Das ist zum einen der Staat - politisch als Förderer des Sports, als Aufseher der öffentlich-rechtlichen Medien, sowie als Gesetzgeber; ferner die Justiz, straf- und zivilrechtlich.
Es ist richtig, daß es auf die Umsetzung von Gesetzen ankommt, aber a) müssen diese erst umfassend beschlossen werden, und b) können sie bzgl.
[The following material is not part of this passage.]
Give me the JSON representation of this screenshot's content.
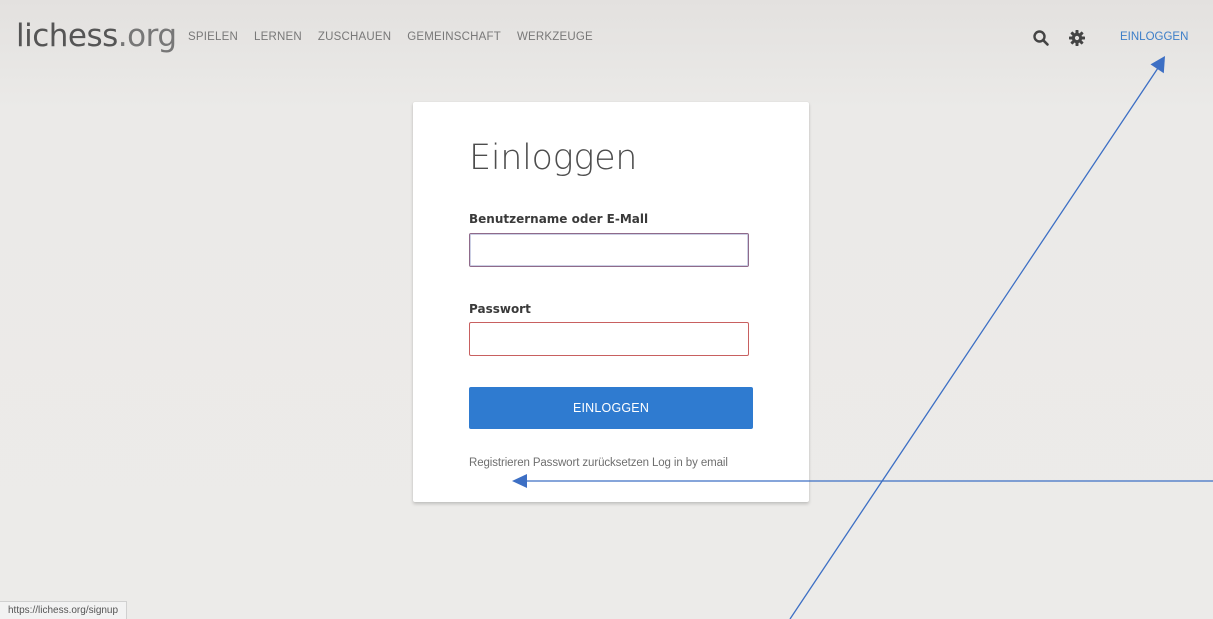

Doping auch nur im üblichen Rahmen umgesetzt werden, sprich es darf auch keine besondere Härte geben im Vergleich zu anderen Straftaten.
Außerdem handeln können Verbände - sie sind es, die Sperren verhängen können.
Und ferner kann jeder handeln, indem er klar Stellung bezieht, gegen Doping, gegen diejenigen, die es fördern und betreiben, gegen jeden in der Doping-Kette - Hersteller, Ärzte, Händler, Trainer, Sportler, möglicherweise auch Verbandsleute und Sponsoren.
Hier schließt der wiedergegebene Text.